Oh sure, I used to be in decent shape--I even ran the Philly Marathon in 1987. But that was a few lifetimes ago. A quarter century ago. And many, many cheesesteaks ago. During the E4P class, I got a serious wake-up call in the form of a small printout. Just a piece of paper, with several important numbers--my weight was 193 and my BMI (Body Mass Index) was 32. But it was the word in all caps that really jolted me: OBESE. That was it. Ring! Ring! I made the decision to lose weight, get back into shape, and get healthy.
I started running and joined the fitness center at work (thank you, GSK!). My first day, I laced up my new Asics, strapped on the heart monitor that I received in the E4P class and bolted out the door. It would be my longest run that week--a total of three minutes. That's three minutes straight, without stopping. I kid you not. The next week, I increased my time to four minutes, and each week I increased it by one minute. After five months, I was up to running 60 minutes. It was time. I needed a goal. I had to enter a race.

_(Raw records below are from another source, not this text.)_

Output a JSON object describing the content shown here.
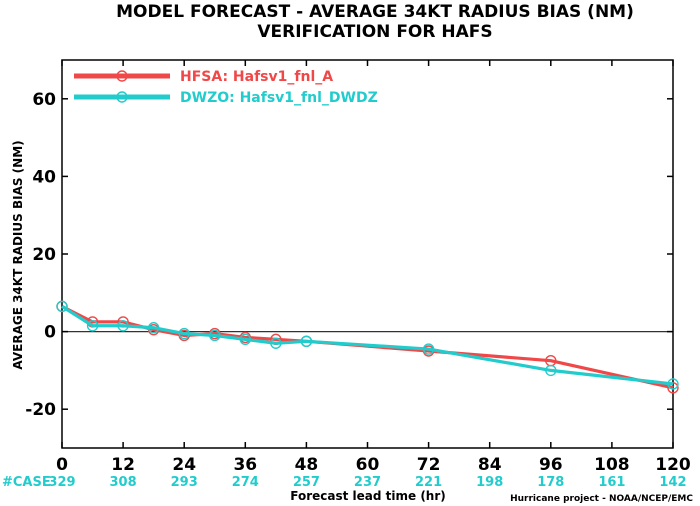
{
  "chart_data": {
    "type": "line",
    "title": "MODEL FORECAST - AVERAGE 34KT RADIUS BIAS (NM)",
    "subtitle": "VERIFICATION FOR HAFS",
    "xlabel": "Forecast lead time (hr)",
    "ylabel": "AVERAGE 34KT RADIUS BIAS (NM)",
    "xlim": [
      0,
      120
    ],
    "ylim": [
      -30,
      70
    ],
    "xticks": [
      0,
      12,
      24,
      36,
      48,
      60,
      72,
      84,
      96,
      108,
      120
    ],
    "yticks": [
      -20,
      0,
      20,
      40,
      60
    ],
    "zero_line": true,
    "legend_position": "top-left",
    "series": [
      {
        "name": "HFSA: Hafsv1_fnl_A",
        "color": "#f04848",
        "x": [
          0,
          6,
          12,
          18,
          24,
          30,
          36,
          42,
          48,
          72,
          96,
          120
        ],
        "y": [
          6.5,
          2.5,
          2.5,
          0.5,
          -1,
          -0.5,
          -1.5,
          -2,
          -2.5,
          -5,
          -7.5,
          -14.5
        ]
      },
      {
        "name": "DWZO: Hafsv1_fnl_DWDZ",
        "color": "#22cccc",
        "x": [
          0,
          6,
          12,
          18,
          24,
          30,
          36,
          42,
          48,
          72,
          96,
          120
        ],
        "y": [
          6.5,
          1.5,
          1.5,
          1,
          -0.5,
          -1,
          -2,
          -3,
          -2.5,
          -4.5,
          -10,
          -13.5
        ]
      }
    ],
    "case_label": "#CASE",
    "case_counts": [
      {
        "x": 0,
        "label": "329"
      },
      {
        "x": 12,
        "label": "308"
      },
      {
        "x": 24,
        "label": "293"
      },
      {
        "x": 36,
        "label": "274"
      },
      {
        "x": 48,
        "label": "257"
      },
      {
        "x": 60,
        "label": "237"
      },
      {
        "x": 72,
        "label": "221"
      },
      {
        "x": 84,
        "label": "198"
      },
      {
        "x": 96,
        "label": "178"
      },
      {
        "x": 108,
        "label": "161"
      },
      {
        "x": 120,
        "label": "142"
      }
    ],
    "case_color": "#22cccc",
    "credit": "Hurricane project - NOAA/NCEP/EMC"
  }
}
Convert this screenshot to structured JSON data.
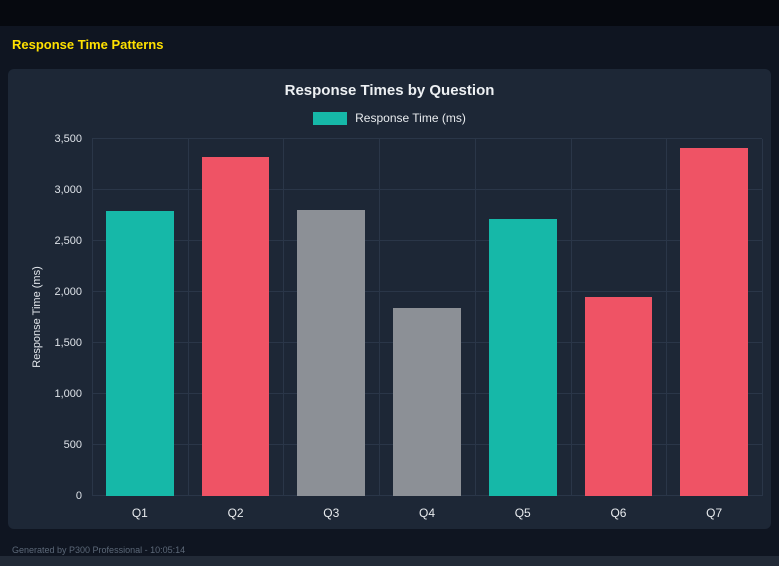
{
  "window": {
    "title_text": "Response Time Patterns",
    "footer_text": "Generated by P300 Professional - 10:05:14",
    "accent_color": "#ffe100",
    "panel_color": "#1d2736",
    "background_color": "#0f1521"
  },
  "chart_data": {
    "type": "bar",
    "title": "Response Times by Question",
    "xlabel": "",
    "ylabel": "Response Time (ms)",
    "legend": {
      "label": "Response Time (ms)",
      "color": "#16b8a8",
      "position": "top"
    },
    "categories": [
      "Q1",
      "Q2",
      "Q3",
      "Q4",
      "Q5",
      "Q6",
      "Q7"
    ],
    "values": [
      2790,
      3325,
      2800,
      1840,
      2715,
      1950,
      3410
    ],
    "bar_colors": [
      "#16b8a8",
      "#ef5365",
      "#8c9096",
      "#8c9096",
      "#16b8a8",
      "#ef5365",
      "#ef5365"
    ],
    "ylim": [
      0,
      3500
    ],
    "y_ticks": [
      0,
      500,
      1000,
      1500,
      2000,
      2500,
      3000,
      3500
    ],
    "y_tick_labels": [
      "0",
      "500",
      "1,000",
      "1,500",
      "2,000",
      "2,500",
      "3,000",
      "3,500"
    ],
    "grid": true,
    "grid_color": "#2a3648"
  }
}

In my younger days, I loved the Broad Street Run. The 10-miler was a Philly tradition, and the course is flat, and almost downhill. The last time I did the run, the finish line was in JFK Stadium. History note--the stadium, famous for the Live Aid concert, was demolished in 1992. I told you it's been a while. But, in my new-found enthusiasm, I decided to do it again, this past Sunday.
The weather was perfect. The atmosphere was amazing, with strangers, children, Temple University cheerleaders, bands playing music, and hundreds of volunteers passing out Gatorade and water. I even got to high-five ex-Governor and Philly celebrity Ed Rendell. They lined the street with cheering, homemade signs, support, and words of encouragement.
It was that enthusiasm that allowed me to finish in a respectable 90 minutes, crossing the finish line not far from our new building at the Navy Yard that will be completed by the end of the year.
But I was only one of 38,000 stories among the 76,000 shoes beating the asphalt on Sunday morning. There was a much greater cause. Stop diseases. Many were running in memory of loved ones who had died from a multitude of diseases, including cancer, muscle diseases, Alzheimer's, and heart disease.
Some were running in support of loved ones who are suffering now, and many others were running to keep themselves healthy in the hope they never have to suffer. At mile marker number eight, I passed Methodist Hospital, where I was born. I thought of my mom, who passed away six years ago from a truly devastating disease, tuberculosis. It made me proud to work for a company that is trying to eliminate diseases.
With the Navy Yard in sight, I saw a small boy hold up a sign that read, "Worst parade ever." Sorry, but I disagree.